Sleep phases are essentially labels for different patterns of brain activity we can observe when an animal sleeps. Humans’ large brains seem to operate with five stages of sleep, with two of the key phases being REM and slow-wave sleep. These two phases have been seen in mammals and birds, which was strange because the last common ancestor mammals shared with birds was also shared by reptiles, pterosaurs and every other non-amphibian tetrapod. But with no matching sleep patterns detected in modern reptiles, these two phases would have either have had to evolve separately in birds and mammals (possibly tied to being warm blooded,) or been discarded by reptiles at some point. Both scenarios are possible, but some inadvertent data from some sleeping lizards now gives us a much simpler timeline.

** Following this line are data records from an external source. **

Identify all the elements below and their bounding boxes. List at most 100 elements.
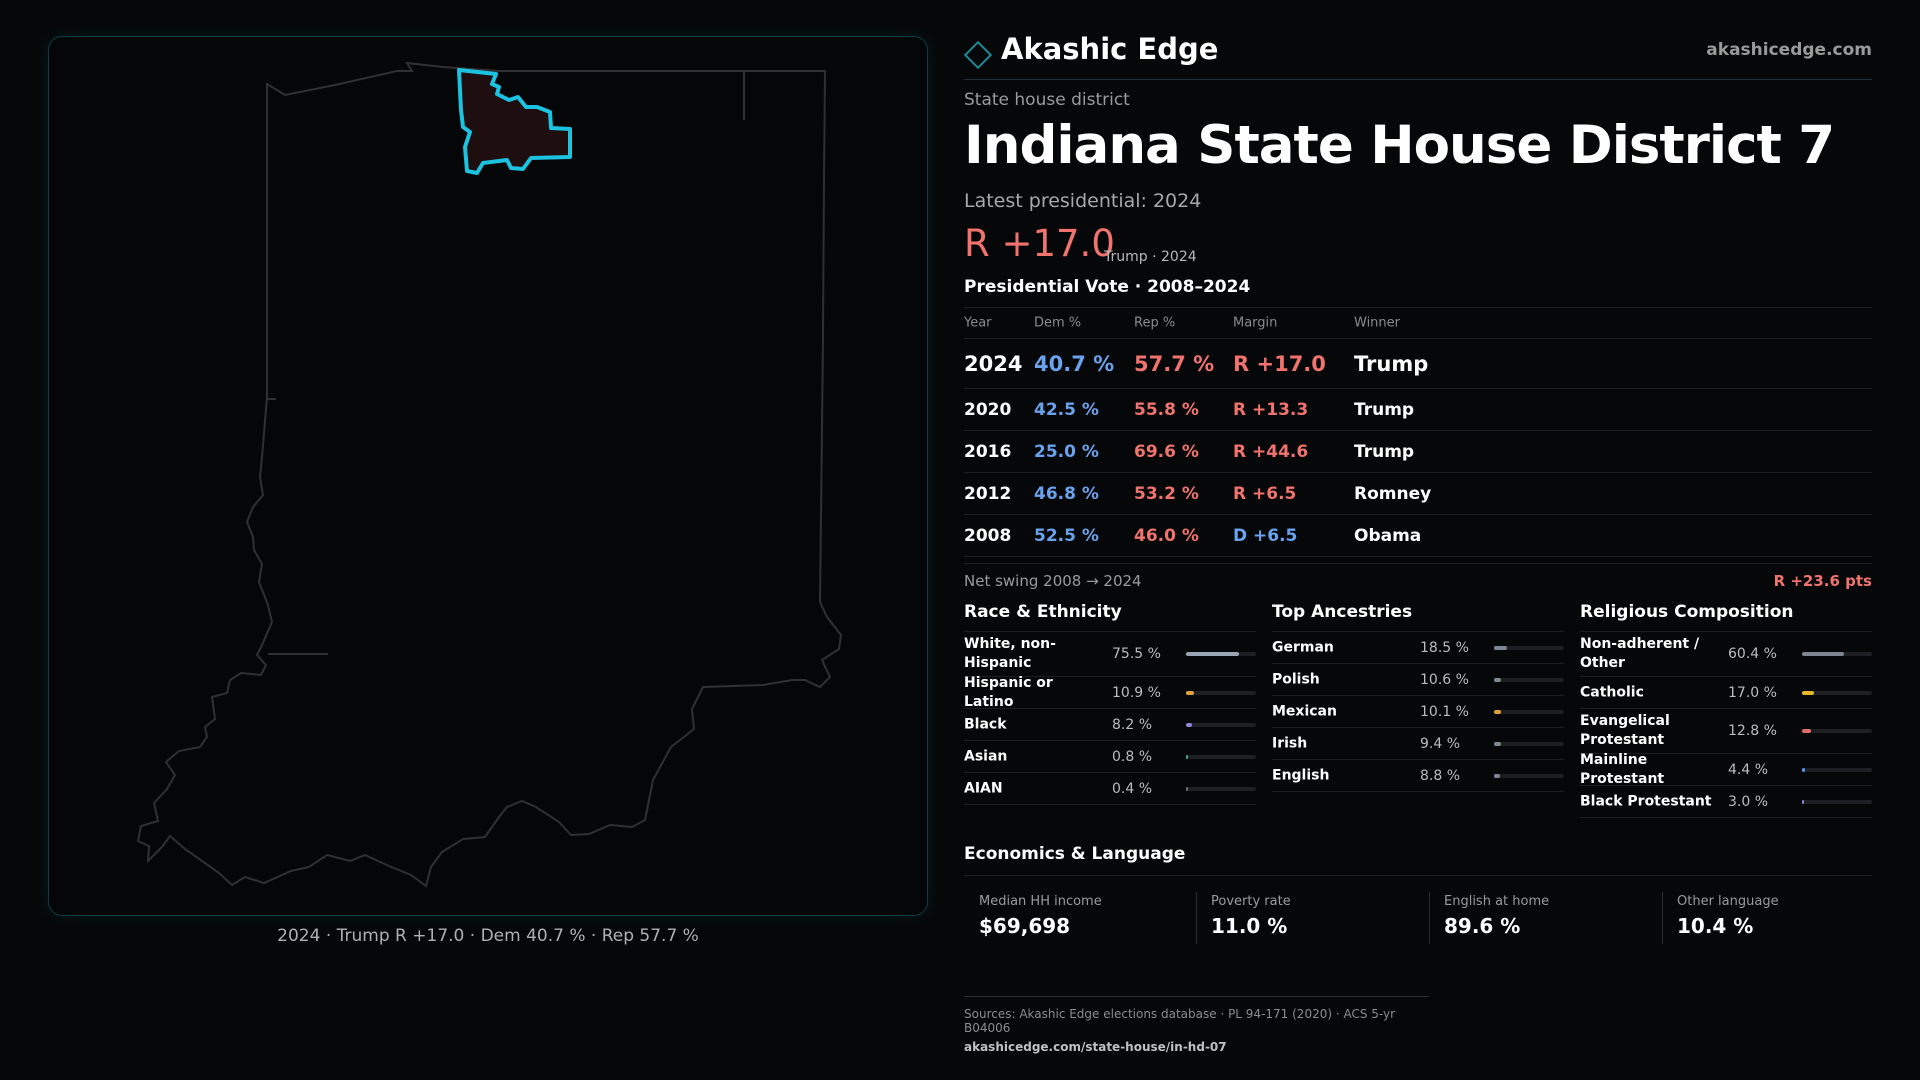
demographic-percent: 10.6 % <box>1420 671 1469 688</box>
share-bar-fill <box>1802 690 1814 695</box>
cell-dem: 42.5 % <box>1034 399 1099 420</box>
divider <box>1196 892 1197 944</box>
share-bar-track <box>1186 754 1256 759</box>
sources-footer: Sources: Akashic Edge elections database… <box>964 996 1429 1054</box>
econ-label: Poverty rate <box>1211 894 1291 909</box>
cell-margin: R +13.3 <box>1233 399 1309 420</box>
header-dem: Dem % <box>1034 315 1082 331</box>
headline-margin: R +17.0 <box>964 222 1115 265</box>
state-outline-map <box>136 61 843 888</box>
cell-winner: Obama <box>1354 525 1422 546</box>
econ-value: 89.6 % <box>1444 914 1521 938</box>
econ-label: Other language <box>1677 894 1779 909</box>
demographic-label: Irish <box>1272 735 1308 751</box>
brand-url-link[interactable]: akashicedge.com <box>1706 40 1872 60</box>
demographic-row: AIAN 0.4 % <box>964 773 1256 805</box>
share-bar-fill <box>1494 741 1501 746</box>
share-bar-fill <box>1186 690 1194 695</box>
demographic-row: Irish 9.4 % <box>1272 728 1564 760</box>
cell-margin: D +6.5 <box>1233 525 1298 546</box>
demographic-row: Asian 0.8 % <box>964 741 1256 773</box>
demographic-row: Black 8.2 % <box>964 709 1256 741</box>
share-bar-track <box>1494 677 1564 682</box>
page-title: Indiana State House District 7 <box>964 115 1835 176</box>
demographic-label: Mexican <box>1272 703 1337 719</box>
demographic-percent: 12.8 % <box>1728 723 1777 739</box>
demographic-row: German 18.5 % <box>1272 632 1564 664</box>
demographic-percent: 10.9 % <box>1112 684 1161 701</box>
share-bar-track <box>1186 690 1256 695</box>
demographic-row: Black Protestant 3.0 % <box>1580 786 1872 818</box>
vote-table-title: Presidential Vote · 2008–2024 <box>964 277 1251 297</box>
demographic-percent: 0.4 % <box>1112 780 1153 797</box>
sources-text: Sources: Akashic Edge elections database… <box>964 1007 1396 1035</box>
cell-dem: 52.5 % <box>1034 525 1099 546</box>
demographic-label: Asian <box>964 748 1008 764</box>
demographic-label: Hispanic or Latino <box>964 674 1053 710</box>
latest-election-label: Latest presidential: 2024 <box>964 190 1202 212</box>
cell-rep: 57.7 % <box>1134 351 1215 376</box>
presidential-vote-table: Year Dem % Rep % Margin Winner 2024 40.7… <box>964 307 1872 557</box>
demographic-row: White, non-Hispanic 75.5 % <box>964 632 1256 677</box>
demographic-percent: 9.4 % <box>1420 735 1461 752</box>
brand-name[interactable]: Akashic Edge <box>1001 32 1219 66</box>
demographic-label: Non-adherent / Other <box>1580 636 1700 671</box>
race-ethnicity-panel: Race & Ethnicity White, non-Hispanic 75.5… <box>964 602 1256 805</box>
share-bar-fill <box>1802 729 1811 733</box>
cell-year: 2024 <box>964 351 1023 376</box>
source-url-link[interactable]: akashicedge.com/state-house/in-hd-07 <box>964 1040 1227 1054</box>
demographic-label: Evangelical Protestant <box>1580 713 1670 748</box>
cell-rep: 55.8 % <box>1134 399 1199 420</box>
cell-winner: Romney <box>1354 483 1432 504</box>
cell-winner: Trump <box>1354 351 1429 376</box>
share-bar-fill <box>1186 722 1192 727</box>
cell-rep: 53.2 % <box>1134 483 1199 504</box>
econ-cell-median-income: Median HH income $69,698 <box>964 892 1184 944</box>
econ-label: English at home <box>1444 894 1550 909</box>
cell-winner: Trump <box>1354 399 1415 420</box>
demographic-label: Mainline Protestant <box>1580 751 1665 787</box>
share-bar-fill <box>1186 754 1188 759</box>
header-rep: Rep % <box>1134 315 1176 331</box>
demographic-percent: 0.8 % <box>1112 748 1153 765</box>
header-winner: Winner <box>1354 315 1401 331</box>
table-row: 2024 40.7 % 57.7 % R +17.0 Trump <box>964 339 1872 389</box>
header-margin: Margin <box>1233 315 1278 331</box>
religion-title: Religious Composition <box>1580 602 1872 632</box>
indiana-state-outline <box>136 61 843 888</box>
ancestries-panel: Top Ancestries German 18.5 % Polish 10.6 % M… <box>1272 602 1564 792</box>
share-bar-fill <box>1802 799 1804 804</box>
demographic-row: Mexican 10.1 % <box>1272 696 1564 728</box>
econ-cell-other-language: Other language 10.4 % <box>1662 892 1882 944</box>
table-row: 2020 42.5 % 55.8 % R +13.3 Trump <box>964 389 1872 431</box>
cell-year: 2020 <box>964 399 1012 420</box>
econ-label: Median HH income <box>979 894 1102 909</box>
demographic-percent: 8.2 % <box>1112 716 1153 733</box>
share-bar-fill <box>1802 652 1844 656</box>
econ-cell-english: English at home 89.6 % <box>1429 892 1649 944</box>
district-7-highlight[interactable] <box>457 68 572 175</box>
diamond-logo-icon <box>963 40 993 70</box>
share-bar-fill <box>1494 709 1501 714</box>
cell-winner: Trump <box>1354 441 1415 462</box>
demographic-row: Non-adherent / Other 60.4 % <box>1580 632 1872 677</box>
ancestries-title: Top Ancestries <box>1272 602 1564 632</box>
cell-year: 2008 <box>964 525 1012 546</box>
economics-title: Economics & Language <box>964 844 1872 876</box>
table-header-row: Year Dem % Rep % Margin Winner <box>964 308 1872 339</box>
cell-margin: R +6.5 <box>1233 483 1297 504</box>
demographic-percent: 3.0 % <box>1728 793 1769 810</box>
share-bar-track <box>1186 786 1256 791</box>
district-map[interactable] <box>48 36 928 916</box>
divider <box>1429 892 1430 944</box>
share-bar-fill <box>1494 677 1501 682</box>
cell-rep: 69.6 % <box>1134 441 1199 462</box>
net-swing-row: Net swing 2008 → 2024 R +23.6 pts <box>964 563 1872 595</box>
share-bar-fill <box>1494 773 1500 778</box>
demographic-percent: 17.0 % <box>1728 684 1777 701</box>
share-bar-track <box>1494 645 1564 650</box>
share-bar-track <box>1802 767 1872 772</box>
econ-value: 11.0 % <box>1211 914 1288 938</box>
share-bar-track <box>1186 652 1256 656</box>
share-bar-track <box>1802 799 1872 804</box>
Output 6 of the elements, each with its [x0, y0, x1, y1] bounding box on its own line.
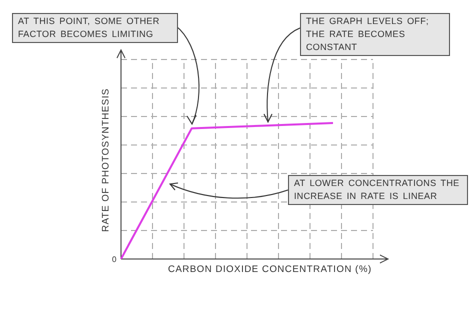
text: 0: [112, 255, 118, 264]
y-axis-title: RATE OF PHOTOSYNTHESIS: [100, 88, 112, 232]
x-axis-title: CARBON DIOXIDE CONCENTRATION (%): [168, 264, 372, 275]
callout-box: THE GRAPH LEVELS OFF; THE RATE BECOMES CONSTANT: [300, 13, 450, 56]
callout-box: AT LOWER CONCENTRATIONS THE INCREASE IN RATE IS LINEAR: [288, 175, 468, 205]
callout-box: AT THIS POINT, SOME OTHER FACTOR BECOMES LIMITING: [12, 13, 178, 43]
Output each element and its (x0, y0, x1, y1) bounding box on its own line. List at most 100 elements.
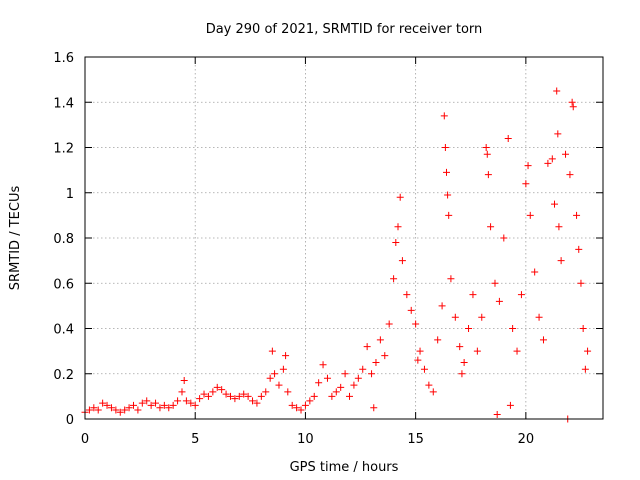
data-point (551, 200, 559, 208)
data-point (569, 103, 577, 111)
data-point (539, 336, 547, 344)
chart-title: Day 290 of 2021, SRMTID for receiver tor… (206, 22, 483, 37)
grid (85, 57, 603, 419)
data-point (440, 112, 448, 120)
data-point (268, 347, 276, 355)
data-point (414, 356, 422, 364)
data-point (213, 383, 221, 391)
data-point (445, 211, 453, 219)
data-point (262, 388, 270, 396)
data-point (434, 336, 442, 344)
data-point (182, 397, 190, 405)
data-point (275, 381, 283, 389)
data-point (266, 374, 274, 382)
data-point (257, 392, 265, 400)
axis-ticks: 0 0.2 0.4 0.6 0.8 1 1.2 1.4 1.6 0 5 10 15 20 (53, 51, 603, 447)
data-point (473, 347, 481, 355)
data-point (363, 343, 371, 351)
data-point (584, 347, 592, 355)
data-point (107, 404, 115, 412)
data-point (180, 377, 188, 385)
data-point (385, 320, 393, 328)
data-point (121, 406, 129, 414)
data-point (359, 365, 367, 373)
data-point (513, 347, 521, 355)
data-point (204, 392, 212, 400)
data-point (368, 370, 376, 378)
y-tick-label: 0.8 (53, 232, 74, 247)
data-point (191, 401, 199, 409)
data-point (288, 401, 296, 409)
data-point (94, 406, 102, 414)
data-point (535, 313, 543, 321)
y-tick-label: 1.2 (53, 142, 74, 157)
data-point (517, 291, 525, 299)
data-point (350, 381, 358, 389)
data-point (444, 191, 452, 199)
data-point (85, 406, 93, 414)
data-point (169, 401, 177, 409)
data-point (557, 257, 565, 265)
data-point (129, 401, 137, 409)
x-axis-label: GPS time / hours (290, 460, 399, 475)
data-point (103, 401, 111, 409)
data-point (577, 279, 585, 287)
data-point (554, 130, 562, 138)
data-point (218, 386, 226, 394)
data-point (178, 388, 186, 396)
data-point (553, 87, 561, 95)
data-point (310, 392, 318, 400)
data-point (319, 361, 327, 369)
data-point (346, 392, 354, 400)
data-point (341, 370, 349, 378)
data-point (451, 313, 459, 321)
data-point (372, 358, 380, 366)
data-point (99, 399, 107, 407)
data-point (500, 234, 508, 242)
data-point (398, 257, 406, 265)
data-point (116, 408, 124, 416)
data-point (495, 297, 503, 305)
data-point (301, 401, 309, 409)
data-point (394, 223, 402, 231)
data-point (478, 313, 486, 321)
data-point (482, 144, 490, 151)
data-point (504, 134, 512, 142)
data-point (568, 98, 576, 106)
data-point (240, 390, 248, 398)
data-point (196, 395, 204, 403)
y-tick-label: 1.4 (53, 96, 74, 111)
data-point (460, 358, 468, 366)
data-point (506, 401, 514, 409)
data-point (147, 401, 155, 409)
data-point (491, 279, 499, 287)
data-point (429, 388, 437, 396)
data-point (282, 352, 290, 360)
data-point (249, 397, 257, 405)
y-tick-label: 1.6 (53, 51, 74, 66)
data-point (420, 365, 428, 373)
data-point (297, 406, 305, 414)
data-point (555, 223, 563, 231)
data-point (323, 374, 331, 382)
data-point (138, 399, 146, 407)
data-point (544, 159, 552, 167)
data-point (484, 171, 492, 179)
data-point (160, 401, 168, 409)
y-tick-label: 0.2 (53, 368, 74, 383)
data-point (306, 397, 314, 405)
x-tick-label: 20 (518, 432, 535, 447)
data-point (143, 397, 151, 405)
data-point (284, 388, 292, 396)
data-point (222, 390, 230, 398)
data-point (548, 155, 556, 163)
data-point (396, 193, 404, 201)
data-point (412, 320, 420, 328)
data-point (152, 399, 160, 407)
x-tick-label: 0 (81, 432, 89, 447)
data-point (271, 370, 279, 378)
data-point (581, 365, 589, 373)
data-point (174, 397, 182, 405)
data-point (328, 392, 336, 400)
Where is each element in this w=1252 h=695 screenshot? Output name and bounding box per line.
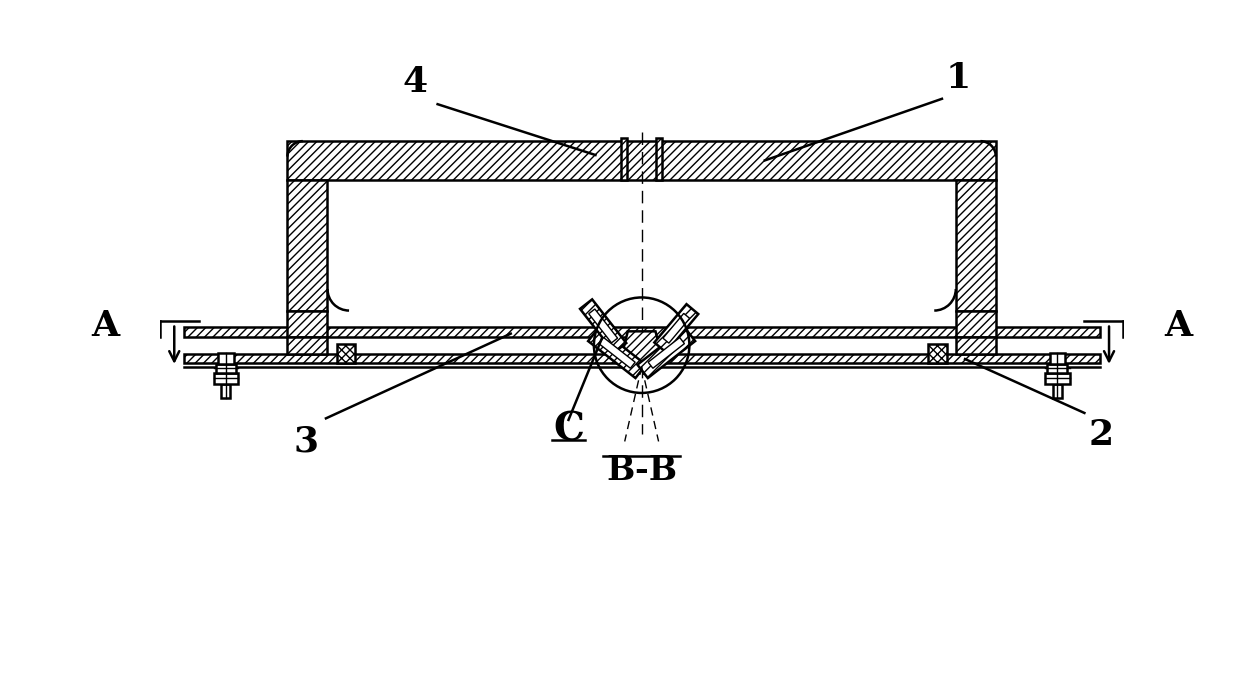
Polygon shape (955, 179, 995, 311)
Text: 4: 4 (402, 65, 428, 99)
Polygon shape (288, 179, 328, 311)
Polygon shape (288, 141, 995, 179)
Bar (1049, 353, 1065, 363)
Text: 1: 1 (945, 61, 972, 95)
Polygon shape (620, 332, 664, 362)
Bar (222, 384, 230, 398)
Polygon shape (598, 338, 635, 368)
Polygon shape (588, 328, 646, 378)
Polygon shape (621, 138, 627, 179)
Polygon shape (656, 138, 662, 179)
Text: A: A (1164, 309, 1192, 343)
Bar (337, 345, 356, 363)
Bar (218, 353, 234, 363)
Polygon shape (184, 354, 1099, 363)
Text: 2: 2 (1088, 418, 1113, 452)
Text: C: C (553, 411, 583, 449)
Text: 3: 3 (293, 425, 318, 459)
Polygon shape (580, 300, 626, 352)
Polygon shape (649, 338, 685, 368)
Text: A: A (91, 309, 119, 343)
Polygon shape (288, 337, 328, 354)
Bar (928, 345, 947, 363)
Polygon shape (588, 309, 617, 343)
Bar (1048, 363, 1068, 373)
Bar (215, 363, 235, 373)
Polygon shape (955, 311, 995, 337)
Polygon shape (288, 311, 328, 337)
Polygon shape (664, 313, 690, 343)
Bar (1045, 373, 1069, 384)
Text: B-B: B-B (606, 454, 677, 486)
Bar (1053, 384, 1062, 398)
Polygon shape (637, 328, 695, 378)
Polygon shape (955, 337, 995, 354)
Polygon shape (655, 304, 699, 352)
Polygon shape (184, 327, 1099, 337)
Bar (214, 373, 238, 384)
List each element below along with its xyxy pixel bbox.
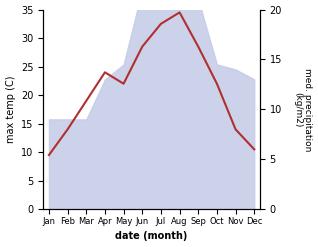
Y-axis label: max temp (C): max temp (C): [5, 76, 16, 143]
Y-axis label: med. precipitation
(kg/m2): med. precipitation (kg/m2): [293, 68, 313, 151]
X-axis label: date (month): date (month): [115, 231, 188, 242]
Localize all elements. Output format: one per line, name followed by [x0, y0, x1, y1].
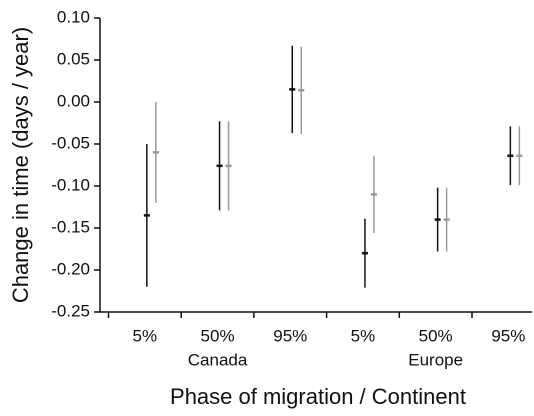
x-tick-label: 5% [133, 326, 158, 345]
y-tick-label: 0.10 [57, 7, 90, 26]
y-tick-label: -0.20 [51, 259, 90, 278]
x-tick-label: 95% [273, 326, 307, 345]
y-tick-label: 0.05 [57, 49, 90, 68]
group-label: Canada [188, 350, 248, 369]
y-tick-label: 0.00 [57, 91, 90, 110]
x-axis-title: Phase of migration / Continent [170, 384, 466, 409]
x-tick-label: 95% [491, 326, 525, 345]
y-axis-title: Change in time (days / year) [8, 27, 33, 303]
y-tick-label: -0.25 [51, 301, 90, 320]
x-tick-label: 50% [419, 326, 453, 345]
x-tick-label: 50% [201, 326, 235, 345]
y-tick-label: -0.05 [51, 133, 90, 152]
x-tick-label: 5% [351, 326, 376, 345]
y-tick-label: -0.10 [51, 175, 90, 194]
y-tick-label: -0.15 [51, 217, 90, 236]
group-label: Europe [408, 350, 463, 369]
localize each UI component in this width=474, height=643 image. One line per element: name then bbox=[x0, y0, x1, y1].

What does lizard sleep look like?
Researchers at the Max Planck Institute for Brain Research in Germany were looking at brain activity in Australian dragons (Pogona vitticeps). They had been monitoring the lizards’ brains while studying their cortices, and decided to continue recording data overnight. Unexpectedly, they found telltale patterns of two sleep phases, with higher and lower amounts of brain activity, akin to REM and slow-wave sleep. The lizards aren’t a perfect match for what’s seen in mammals, as their sleep cycles alternate every one to two minutes equally, versus the increasing amount of slow-wave sleep seen in our brains as a night’s rest progresses. It’s hard to say if the dragons were necessarily dreaming in the way we know it, but at they very least they do show similar amounts of neural activity in their REM state. The researchers assume that they detected this previously unseen activity thanks to more sophisticated monitoring techniques that hadn’t been available in previous studies of reptile sleep.
What demanded that our ancestors dreamed?
Assuming Australian dragons aren’t a (increasingly unlikely) third case of convergent evolution in the evolution of sleep phases, this suggests that REM and slow-wave sleep first appeared with that early, amniote ancestor. It’s also raised the possibility that multi-phased sleep is actually even older, starting with tetrapods, which would be confirmed if anyone can observe amphibian brains showing similar activity. At a minimum, it reshapes some questions about why this activity would evolve in the first place, which are further complicated by one more difference in how the reptiles slept. Rather than originating from the hippocampus as observed in mammals, slow-wave sleep in the Australian dragons started from their dorsal ventricular ridge, a structure mammals don’t even posses. So while this discovery cleans up the origin of sleep phases to a degree, anyone who thinks we’ve got the whole story figured out is clearly dreaming. (couldn’t resist- sorry!)